Creating a Regional Labour Market and Labour Migrants as Response to Regional Market Demands
Since the democratic transition Macedonia has often been singled out among the other countries from South East Europe as having a very high unemployment rate. Due to historic reasons having much to do with the unsound economic policies during socialism on the eve of the transition period Macedonia had more than 150 thousand unemployed persons and about the same equal number of over-employed persons. As a result the country has not been very attractive for foreign citizens, especially when it comes to immigrating for economic purposes. In fact the Macedonian story is much more of emigration than of immigration.

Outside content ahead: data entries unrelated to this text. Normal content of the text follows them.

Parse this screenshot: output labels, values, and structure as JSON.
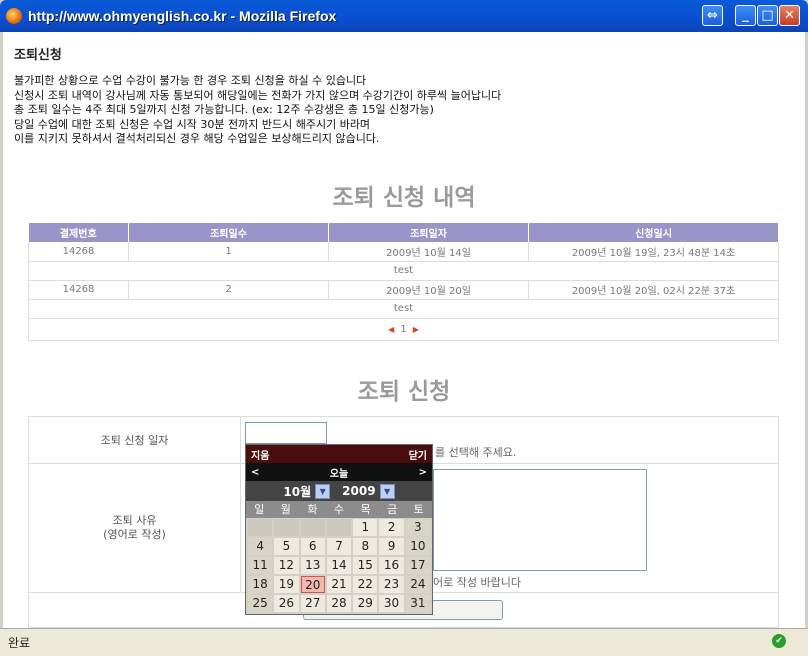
{
  "window": {
    "title": "http://www.ohmyenglish.co.kr - Mozilla Firefox"
  },
  "page": {
    "heading": "조퇴신청",
    "notices": [
      "불가피한 상황으로 수업 수강이 불가능 한 경우 조퇴 신청을 하실 수 있습니다",
      "신청시 조퇴 내역이 강사님께 자동 통보되어 해당일에는 전화가 가지 않으며 수강기간이 하루씩 늘어납니다",
      "총 조퇴 일수는 4주 최대 5일까지 신청 가능합니다. (ex: 12주 수강생은 총 15일 신청가능)",
      "당일 수업에 대한 조퇴 신청은 수업 시작 30분 전까지 반드시 해주시기 바라며",
      "이를 지키지 못하셔서 결석처리되신 경우 해당 수업일은 보상해드리지 않습니다."
    ]
  },
  "history": {
    "title": "조퇴 신청 내역",
    "columns": [
      "결제번호",
      "조퇴일수",
      "조퇴일자",
      "신청일시"
    ],
    "rows": [
      {
        "payment_no": "14268",
        "days": "1",
        "date": "2009년 10월 14일",
        "requested": "2009년 10월 19일, 23시 48분 14초",
        "note": "test"
      },
      {
        "payment_no": "14268",
        "days": "2",
        "date": "2009년 10월 20일",
        "requested": "2009년 10월 20일, 02시 22분 37초",
        "note": "test"
      }
    ],
    "page": "1"
  },
  "form": {
    "title": "조퇴 신청",
    "date_label": "조퇴 신청 일자",
    "date_value": "",
    "date_hint": "를 선택해 주세요.",
    "reason_label_1": "조퇴 사유",
    "reason_label_2": "(영어로 작성)",
    "reason_hint": "어로 작성 바랍니다",
    "submit_label": ""
  },
  "calendar": {
    "clear": "지움",
    "close": "닫기",
    "prev": "<",
    "today": "오늘",
    "next": ">",
    "month": "10월",
    "year": "2009",
    "weekdays": [
      "일",
      "월",
      "화",
      "수",
      "목",
      "금",
      "토"
    ],
    "leading_blanks": 4,
    "days_in_month": 31,
    "today_day": 20
  },
  "statusbar": {
    "text": "완료"
  }
}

This trend has not changed during the transition years, the difference being that previous emigrants from the country were usually manual labourers, while today more frequently the highly educated work force is emigrating from the country. Hence, brain-drain is “one of the biggest problems of the country, linked with loss of investments in human capital, creative work force, etc.‟ Though lacking a comprehensive migration strategy, due to the Europeanization processes, Macedonia has made some progress in the recent years amending its legislation in the area of migration in compliance with the EU standards. However, for Macedonian perspective, there is not a great urgency in defining the “rules of the game” concerning labour migration to Macedonia. At the moment the country is not attractive for labour migrants. Since many of the challenges in this area are foreseen to be dealt at medium term, many changes of the legislation dealing with migration are expected to be seen in the near future.